Fig 4: Enrichment of classic HIF‐1α‐positive monocytes in patients with type 1 and type 2 autoimmune pancreatitis (AIP), exhibiting a proinflammatory phenotype. A) UMAP plot illustrating the annotation of various myeloid cell subgroups identified within the dataset. B) UMAP plot showcasing the relative proportions of each myeloid cell subgroup, providing insight into their distribution. C) Bar graph representing the proportion of each myeloid cell subgroup across the different experimental groups, including type 1 AIP, type 2 AIP, post‐PBMC, and normal groups. D) Summary of the number of DEGs identified between the AIP group and normal group, encompassing both type 1 and type 2 AIP, and comparing them to the post‐PBMC group or the normal group. E) UMAP plot (left) alongside bee swarm plots (right) illustrating differential abundances of cell types in the pancreatic tissues of the normal group versus the type 1 AIP group. F) Pseudotime analysis revealing the differentiation trajectory among myeloid cells, indicating their developmental progression over time. G) Pseudotime analysis results for each individual myeloid cell subgroup, highlighting their unique differentiation paths.

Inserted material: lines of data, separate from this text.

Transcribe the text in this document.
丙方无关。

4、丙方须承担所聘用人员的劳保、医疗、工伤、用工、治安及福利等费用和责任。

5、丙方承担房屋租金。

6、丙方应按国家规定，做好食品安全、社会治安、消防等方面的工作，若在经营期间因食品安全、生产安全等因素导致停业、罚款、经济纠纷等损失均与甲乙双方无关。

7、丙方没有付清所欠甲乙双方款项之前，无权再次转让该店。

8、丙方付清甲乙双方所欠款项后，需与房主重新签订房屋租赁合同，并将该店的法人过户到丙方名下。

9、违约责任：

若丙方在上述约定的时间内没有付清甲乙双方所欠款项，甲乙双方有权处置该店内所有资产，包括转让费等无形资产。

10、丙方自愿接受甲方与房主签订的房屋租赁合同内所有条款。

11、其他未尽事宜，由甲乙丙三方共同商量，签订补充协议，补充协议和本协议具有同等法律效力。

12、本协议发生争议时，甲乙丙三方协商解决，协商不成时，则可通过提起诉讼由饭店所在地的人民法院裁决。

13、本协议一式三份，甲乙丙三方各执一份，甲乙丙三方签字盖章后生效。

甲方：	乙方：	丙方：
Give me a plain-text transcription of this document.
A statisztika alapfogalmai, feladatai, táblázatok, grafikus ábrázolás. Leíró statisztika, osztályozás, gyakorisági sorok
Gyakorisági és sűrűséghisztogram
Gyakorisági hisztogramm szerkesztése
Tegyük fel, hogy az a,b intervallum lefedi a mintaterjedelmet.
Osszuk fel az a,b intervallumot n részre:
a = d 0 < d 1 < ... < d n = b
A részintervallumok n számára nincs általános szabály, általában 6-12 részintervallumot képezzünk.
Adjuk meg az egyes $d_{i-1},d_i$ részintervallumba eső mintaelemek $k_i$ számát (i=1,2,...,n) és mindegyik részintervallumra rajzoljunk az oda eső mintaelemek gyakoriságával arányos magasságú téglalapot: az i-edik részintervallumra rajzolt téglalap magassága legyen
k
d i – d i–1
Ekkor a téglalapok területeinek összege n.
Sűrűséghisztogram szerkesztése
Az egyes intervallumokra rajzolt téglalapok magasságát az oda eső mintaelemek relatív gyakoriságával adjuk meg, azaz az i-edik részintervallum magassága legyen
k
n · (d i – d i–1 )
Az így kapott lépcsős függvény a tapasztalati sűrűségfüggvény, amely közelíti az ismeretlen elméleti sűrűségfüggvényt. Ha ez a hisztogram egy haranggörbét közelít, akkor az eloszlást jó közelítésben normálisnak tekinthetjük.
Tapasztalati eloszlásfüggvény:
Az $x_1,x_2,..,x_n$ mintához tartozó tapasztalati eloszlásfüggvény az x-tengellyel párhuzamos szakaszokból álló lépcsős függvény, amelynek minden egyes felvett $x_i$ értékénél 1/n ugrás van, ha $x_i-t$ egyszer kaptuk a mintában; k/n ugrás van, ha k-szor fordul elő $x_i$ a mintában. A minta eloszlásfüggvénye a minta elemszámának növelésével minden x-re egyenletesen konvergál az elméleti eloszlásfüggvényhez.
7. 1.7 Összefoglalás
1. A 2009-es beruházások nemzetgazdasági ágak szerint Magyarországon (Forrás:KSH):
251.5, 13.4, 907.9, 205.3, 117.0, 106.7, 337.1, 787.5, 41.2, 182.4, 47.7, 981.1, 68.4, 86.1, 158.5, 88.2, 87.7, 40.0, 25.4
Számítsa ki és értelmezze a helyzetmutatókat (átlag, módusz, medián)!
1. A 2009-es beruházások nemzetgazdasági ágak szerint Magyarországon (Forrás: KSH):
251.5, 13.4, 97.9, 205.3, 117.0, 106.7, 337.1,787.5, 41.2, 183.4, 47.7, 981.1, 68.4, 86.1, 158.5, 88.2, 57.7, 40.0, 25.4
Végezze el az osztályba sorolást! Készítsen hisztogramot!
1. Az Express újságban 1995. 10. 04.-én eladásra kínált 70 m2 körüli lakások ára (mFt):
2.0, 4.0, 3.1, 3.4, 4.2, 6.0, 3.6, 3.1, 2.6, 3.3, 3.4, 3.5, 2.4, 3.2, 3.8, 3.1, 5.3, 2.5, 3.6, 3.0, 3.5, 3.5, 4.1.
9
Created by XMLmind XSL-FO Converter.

H) Heatmap representing the correlation analysis between different myeloid cell subgroups, showcasing their interrelationships. I) Identification of DEGs and functional modules derived from pseudotime analysis, along with enriched GO terms (p < 0.01), to elucidate biological processes involved. J) Evaluation of signature scores for M1 and M2 polarization in each myeloid cell subgroup, reflecting their inflammatory states. K) Right: Representative immunofluorescence image depicting NAMPT‐positive inflammatory CD4+ T cells present in the pancreatic lesions of type 1 AIP patients. Scale bars indicate 50 µm. Left: Quantification of the density of TGFB1‐positive macrophages and classic HIF1A‐positive monocytes in the pancreatic tissues of type 1 AIP patients (n = 5), type 2 AIP patients (n = 5), and healthy controls (n = 5), with statistical significance indicated (**p < 0.01, ***p < 0.001).